Tokenizing LLVM

Motivation

The reason LLVM needs to be tokenized is so those tokens can be used to generate a trie. The trie is used to figure out if sections of the decompiled code match with any snippets that we create so that it is known that they can be swapped.

Possible Methods

There are two methods to tokenize LLVM: the first is the treat the LLVM textual assembly as strings, and the second is to build custom tokens out of the the LLVM IR using the LLVM API.

Advantages and Disadvantages of using String Manipulation

Advantages

String manipulation is very easy to tokenize compared to trying to tokenize via the LLVM API. Typical delimitation rules are followed i.e. tokens are delimited by delimiters such as whitespace, commas, braces, etc.

Creating the trie with strings is much more straightforward than using LLVM classes.

Disadvantages

I can’t think of any disadvantages. Information will be lost with using string manipulation, but it won’t be harmful unless that information is needed.

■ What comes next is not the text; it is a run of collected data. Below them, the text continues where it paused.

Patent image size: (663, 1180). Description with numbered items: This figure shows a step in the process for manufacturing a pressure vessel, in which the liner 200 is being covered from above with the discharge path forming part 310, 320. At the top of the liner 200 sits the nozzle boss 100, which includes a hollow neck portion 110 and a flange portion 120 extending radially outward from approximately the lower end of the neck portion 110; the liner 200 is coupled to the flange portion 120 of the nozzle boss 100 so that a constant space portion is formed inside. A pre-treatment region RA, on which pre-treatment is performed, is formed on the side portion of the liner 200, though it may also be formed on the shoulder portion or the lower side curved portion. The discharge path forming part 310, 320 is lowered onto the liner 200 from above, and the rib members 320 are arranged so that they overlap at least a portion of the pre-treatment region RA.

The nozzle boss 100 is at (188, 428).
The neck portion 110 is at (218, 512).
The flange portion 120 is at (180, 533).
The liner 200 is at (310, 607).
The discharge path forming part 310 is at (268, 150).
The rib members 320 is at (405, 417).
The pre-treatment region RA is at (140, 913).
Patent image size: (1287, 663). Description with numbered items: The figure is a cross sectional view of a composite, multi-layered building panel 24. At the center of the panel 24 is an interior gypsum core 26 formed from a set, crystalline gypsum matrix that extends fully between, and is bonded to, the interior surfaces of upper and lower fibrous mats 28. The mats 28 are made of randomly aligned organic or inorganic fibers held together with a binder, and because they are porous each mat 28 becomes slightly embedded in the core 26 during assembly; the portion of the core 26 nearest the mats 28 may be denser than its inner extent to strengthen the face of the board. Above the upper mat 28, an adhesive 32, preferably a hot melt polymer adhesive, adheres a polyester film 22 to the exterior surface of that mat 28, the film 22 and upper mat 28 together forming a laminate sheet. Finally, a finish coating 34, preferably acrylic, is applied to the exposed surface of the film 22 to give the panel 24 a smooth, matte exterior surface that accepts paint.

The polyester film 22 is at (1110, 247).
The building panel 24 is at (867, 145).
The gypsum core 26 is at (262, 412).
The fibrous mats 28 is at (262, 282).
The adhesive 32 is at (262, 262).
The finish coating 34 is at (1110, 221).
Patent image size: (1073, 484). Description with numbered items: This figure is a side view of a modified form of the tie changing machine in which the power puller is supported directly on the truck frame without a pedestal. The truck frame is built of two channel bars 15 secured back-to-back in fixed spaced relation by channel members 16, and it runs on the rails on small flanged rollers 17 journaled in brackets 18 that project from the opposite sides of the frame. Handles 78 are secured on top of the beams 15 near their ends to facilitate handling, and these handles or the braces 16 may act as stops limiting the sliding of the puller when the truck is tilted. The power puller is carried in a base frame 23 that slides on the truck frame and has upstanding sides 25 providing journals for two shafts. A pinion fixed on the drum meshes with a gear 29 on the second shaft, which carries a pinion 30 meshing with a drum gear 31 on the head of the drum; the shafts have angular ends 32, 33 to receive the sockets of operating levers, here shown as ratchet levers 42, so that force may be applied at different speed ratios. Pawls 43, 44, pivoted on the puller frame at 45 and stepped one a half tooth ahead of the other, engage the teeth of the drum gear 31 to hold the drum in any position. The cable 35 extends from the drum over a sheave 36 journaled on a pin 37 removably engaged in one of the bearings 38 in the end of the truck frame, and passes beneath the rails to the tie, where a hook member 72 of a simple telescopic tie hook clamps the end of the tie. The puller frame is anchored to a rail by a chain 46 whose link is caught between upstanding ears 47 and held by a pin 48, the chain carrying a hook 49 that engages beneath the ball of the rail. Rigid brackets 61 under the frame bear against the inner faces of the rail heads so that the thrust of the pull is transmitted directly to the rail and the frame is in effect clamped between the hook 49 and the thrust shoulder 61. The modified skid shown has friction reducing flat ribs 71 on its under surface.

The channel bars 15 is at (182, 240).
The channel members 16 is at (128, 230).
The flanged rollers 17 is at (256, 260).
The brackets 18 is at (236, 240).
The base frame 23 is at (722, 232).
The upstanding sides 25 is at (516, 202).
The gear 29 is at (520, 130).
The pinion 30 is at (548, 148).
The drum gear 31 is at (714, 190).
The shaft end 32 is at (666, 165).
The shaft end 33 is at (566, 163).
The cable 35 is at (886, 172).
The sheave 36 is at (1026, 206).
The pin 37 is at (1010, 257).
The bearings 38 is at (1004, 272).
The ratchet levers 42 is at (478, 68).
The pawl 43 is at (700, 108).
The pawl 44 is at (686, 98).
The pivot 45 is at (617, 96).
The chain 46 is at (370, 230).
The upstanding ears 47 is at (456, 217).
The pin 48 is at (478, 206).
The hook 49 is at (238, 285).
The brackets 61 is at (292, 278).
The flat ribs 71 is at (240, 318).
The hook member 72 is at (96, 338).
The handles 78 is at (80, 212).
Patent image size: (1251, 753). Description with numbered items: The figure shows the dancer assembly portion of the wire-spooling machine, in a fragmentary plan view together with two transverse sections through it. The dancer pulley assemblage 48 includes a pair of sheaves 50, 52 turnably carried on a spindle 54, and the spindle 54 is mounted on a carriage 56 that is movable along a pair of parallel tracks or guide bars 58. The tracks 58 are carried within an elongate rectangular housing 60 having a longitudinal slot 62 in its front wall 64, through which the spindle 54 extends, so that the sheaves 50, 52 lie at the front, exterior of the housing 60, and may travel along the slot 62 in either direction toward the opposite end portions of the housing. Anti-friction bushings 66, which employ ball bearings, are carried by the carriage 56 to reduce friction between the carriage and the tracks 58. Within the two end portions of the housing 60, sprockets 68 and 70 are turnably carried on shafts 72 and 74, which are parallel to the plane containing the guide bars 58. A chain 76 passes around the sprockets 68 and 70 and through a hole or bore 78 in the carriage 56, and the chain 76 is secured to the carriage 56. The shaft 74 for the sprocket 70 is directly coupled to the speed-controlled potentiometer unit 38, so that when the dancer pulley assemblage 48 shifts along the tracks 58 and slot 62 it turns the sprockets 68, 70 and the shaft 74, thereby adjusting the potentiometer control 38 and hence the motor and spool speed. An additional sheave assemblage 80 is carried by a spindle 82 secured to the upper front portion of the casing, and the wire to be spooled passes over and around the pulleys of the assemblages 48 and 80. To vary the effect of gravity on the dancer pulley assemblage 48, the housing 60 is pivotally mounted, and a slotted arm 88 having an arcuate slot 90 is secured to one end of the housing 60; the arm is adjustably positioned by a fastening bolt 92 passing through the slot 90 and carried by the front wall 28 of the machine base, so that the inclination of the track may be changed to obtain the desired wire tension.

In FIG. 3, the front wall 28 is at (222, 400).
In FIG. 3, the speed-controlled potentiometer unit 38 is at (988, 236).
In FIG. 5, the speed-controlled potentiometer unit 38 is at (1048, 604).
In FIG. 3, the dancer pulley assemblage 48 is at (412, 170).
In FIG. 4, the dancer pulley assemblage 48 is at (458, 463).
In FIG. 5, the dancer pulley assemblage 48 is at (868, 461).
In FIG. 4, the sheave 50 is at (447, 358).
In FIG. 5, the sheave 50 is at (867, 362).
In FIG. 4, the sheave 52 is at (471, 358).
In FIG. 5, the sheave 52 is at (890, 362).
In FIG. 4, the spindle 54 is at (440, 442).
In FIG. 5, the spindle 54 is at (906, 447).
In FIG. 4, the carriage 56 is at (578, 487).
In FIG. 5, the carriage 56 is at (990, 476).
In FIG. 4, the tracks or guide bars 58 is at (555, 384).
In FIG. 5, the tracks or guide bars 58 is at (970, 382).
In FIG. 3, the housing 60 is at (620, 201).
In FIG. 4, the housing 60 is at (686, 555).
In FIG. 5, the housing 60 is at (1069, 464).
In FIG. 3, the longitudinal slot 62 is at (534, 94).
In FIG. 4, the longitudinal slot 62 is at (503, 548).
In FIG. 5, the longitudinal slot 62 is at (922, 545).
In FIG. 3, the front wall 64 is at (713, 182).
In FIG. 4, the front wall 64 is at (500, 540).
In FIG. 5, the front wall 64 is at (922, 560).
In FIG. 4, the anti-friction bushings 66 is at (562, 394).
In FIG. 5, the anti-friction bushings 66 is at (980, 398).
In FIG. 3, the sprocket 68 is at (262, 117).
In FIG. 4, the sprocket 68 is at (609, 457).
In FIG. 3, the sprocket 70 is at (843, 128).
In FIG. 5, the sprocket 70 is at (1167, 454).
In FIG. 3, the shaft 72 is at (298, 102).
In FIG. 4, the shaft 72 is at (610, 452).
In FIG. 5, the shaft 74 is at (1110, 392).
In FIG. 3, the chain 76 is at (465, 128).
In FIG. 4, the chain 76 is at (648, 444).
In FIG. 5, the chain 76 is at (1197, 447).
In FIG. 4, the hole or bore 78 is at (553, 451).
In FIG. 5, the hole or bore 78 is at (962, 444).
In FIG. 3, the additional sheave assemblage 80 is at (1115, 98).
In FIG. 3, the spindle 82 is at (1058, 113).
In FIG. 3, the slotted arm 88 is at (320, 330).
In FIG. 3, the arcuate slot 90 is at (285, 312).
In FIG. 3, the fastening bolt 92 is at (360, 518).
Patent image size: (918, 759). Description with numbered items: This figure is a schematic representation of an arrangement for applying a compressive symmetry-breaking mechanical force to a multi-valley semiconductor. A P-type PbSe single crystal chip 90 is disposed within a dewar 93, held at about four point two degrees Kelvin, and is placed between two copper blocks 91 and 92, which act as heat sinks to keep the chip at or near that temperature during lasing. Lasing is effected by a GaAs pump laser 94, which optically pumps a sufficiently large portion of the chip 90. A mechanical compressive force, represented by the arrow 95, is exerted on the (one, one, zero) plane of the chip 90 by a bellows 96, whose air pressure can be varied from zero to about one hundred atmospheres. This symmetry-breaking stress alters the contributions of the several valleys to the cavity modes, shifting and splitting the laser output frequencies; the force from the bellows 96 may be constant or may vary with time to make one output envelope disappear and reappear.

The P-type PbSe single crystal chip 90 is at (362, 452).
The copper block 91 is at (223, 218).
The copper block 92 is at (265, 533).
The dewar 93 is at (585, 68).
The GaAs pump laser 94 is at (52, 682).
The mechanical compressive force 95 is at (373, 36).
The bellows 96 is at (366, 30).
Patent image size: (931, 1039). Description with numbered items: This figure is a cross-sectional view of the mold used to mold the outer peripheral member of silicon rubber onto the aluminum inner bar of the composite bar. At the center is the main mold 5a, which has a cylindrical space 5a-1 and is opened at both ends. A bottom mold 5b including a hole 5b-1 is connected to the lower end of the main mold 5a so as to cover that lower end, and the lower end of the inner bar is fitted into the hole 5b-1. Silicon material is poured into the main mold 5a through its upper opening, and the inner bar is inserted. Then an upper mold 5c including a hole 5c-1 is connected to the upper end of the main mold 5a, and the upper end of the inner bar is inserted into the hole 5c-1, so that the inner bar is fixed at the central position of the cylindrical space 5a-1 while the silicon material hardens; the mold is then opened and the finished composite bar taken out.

Advantages and Disadvantages of using LLVM API

Advantages

As much information about every aspect of every instruction can be preserved. For example, if a BinaryOperator is tokenized, it’s ValueName, both Operands, the relations of each Operand with previous instructions. It may turn out that this information is needed, but I can’t think of a use case where this information is needed.

Disadvantages

Working with the LLVM API is very tedious, and it may be the case that every child of the Value class will need it’s own code to tokenize, as there is no built-in tokenizing code within LLVM.

Current Plan of Action

Currently, tokenizing will take place by normalizing all the variables from the start point onwards, then doing a token-by-token walk through the decompiled code comparing it with the tree to find if there are matching snippets. We will use string manipulation because that is all that is needed effectively tokenize.